Bombaywalla, that solid state most often uses feedback, may not be the perfect solution to a problem. On some level it works. On the other hand these problems are not the only ones that exist in audio amplification as we know it. All designs have problems that have less than perfect solutions. Yet, on some level they work. If a particular solution doesn't work satisfactorly for you, well, then you have options. Some may have measurable issues, that sound good enough for you. Some may have currently immeasurable issues that sound sound poor to you. Fine, but, "sh$$", "sh$$!!!" and "cr**!" is purely subjective and is also fine. To extrapolate that to mean that those who have made different choices than you, is due to ignorance is well, eh, ignorant.

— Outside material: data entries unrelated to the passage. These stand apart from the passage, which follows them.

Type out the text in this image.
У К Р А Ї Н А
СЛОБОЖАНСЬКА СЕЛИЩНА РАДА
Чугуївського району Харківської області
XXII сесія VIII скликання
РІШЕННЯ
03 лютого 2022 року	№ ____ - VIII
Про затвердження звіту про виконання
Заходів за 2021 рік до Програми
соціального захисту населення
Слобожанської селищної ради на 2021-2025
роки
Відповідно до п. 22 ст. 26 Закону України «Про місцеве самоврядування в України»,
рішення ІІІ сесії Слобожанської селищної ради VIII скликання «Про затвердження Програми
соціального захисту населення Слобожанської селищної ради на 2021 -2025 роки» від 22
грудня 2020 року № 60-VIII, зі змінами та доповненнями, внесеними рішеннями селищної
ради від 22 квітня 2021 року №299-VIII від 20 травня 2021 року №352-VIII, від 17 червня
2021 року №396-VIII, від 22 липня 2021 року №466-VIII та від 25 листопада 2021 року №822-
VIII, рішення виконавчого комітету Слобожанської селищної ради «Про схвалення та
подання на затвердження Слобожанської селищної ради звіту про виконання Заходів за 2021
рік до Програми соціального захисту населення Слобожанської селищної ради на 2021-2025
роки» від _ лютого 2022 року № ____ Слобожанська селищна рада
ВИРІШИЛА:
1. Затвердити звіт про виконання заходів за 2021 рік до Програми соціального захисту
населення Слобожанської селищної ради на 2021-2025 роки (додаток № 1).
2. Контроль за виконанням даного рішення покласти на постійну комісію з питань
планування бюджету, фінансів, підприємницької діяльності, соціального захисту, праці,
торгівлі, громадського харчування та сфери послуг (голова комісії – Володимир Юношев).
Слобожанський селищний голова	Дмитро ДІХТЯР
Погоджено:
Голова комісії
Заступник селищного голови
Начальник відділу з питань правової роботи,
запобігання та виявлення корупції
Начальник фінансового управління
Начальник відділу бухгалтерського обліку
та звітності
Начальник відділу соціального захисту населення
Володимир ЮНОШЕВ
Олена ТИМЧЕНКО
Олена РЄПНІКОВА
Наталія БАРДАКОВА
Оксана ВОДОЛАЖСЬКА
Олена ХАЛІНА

BTW, I plead guilty to some level of ignorance, but, I don't think I've been brain washed by the twists & turn of marketing dudes any more than I have been by this most recent post.
Unsound,
Read your post.
My post WAS NOT an attack on any person or persons. LET ME MAKE THAT CLEAR if it was not.
2ndly, I NEVER meant to say that my choices are better than yours (Unsound) or anybody elses. Let me MAKE THAT CLEAR as well, if it wasn't. (I should know better than that!)

You, Unsound, might not have been brain-washed by the marketing dudes, which is probably good for you. My statement was a general one. Most of the people fall for the marketing ploy & you often read posts supporting the marketing propaganda. Of course, there are people who have learnt & know better than to succumb to it.

Indeed what sounds "correct" to me might be/will be different from what sounds correct to someone else. I do find, however, that the longer a person stays in this audio hobby & gets many chances to hear diff gear & make direct comparisons of s.s. vs. tube gear in the same system, the better are his/her chances of realizing the positive attributes of linear amplification devices over non-linear ampl devices. That person might still not want to own tube gear - fine! - but the realization does set in.
This point might have been missed by you?
I don't know of any designer that looks to feedback as a solution to bias stabilisation in a SS amp. Lowering noise, distortion and output impedance, yes. Increasing bandwidth and input impedance, ditto.

Maybe the guys who design tube gear do, but I don't hang around with any.

But since this was supposed to be about a "historical look at amps", and feedback...........let me ramble on some about the stuff that I have done.

Mid 80s.......overall feedback, but much less than usual. Maybe 10-20 dB.

Late 80s.....no loop feedback in the voltage gain stage, loop feedback for the outputs. (Similar to Stasis.)

Mid 90s.......no loop feedback anywhere.

Early 00s........"digital" amps. Tons of loop feedback.

Looks like we have come full circle.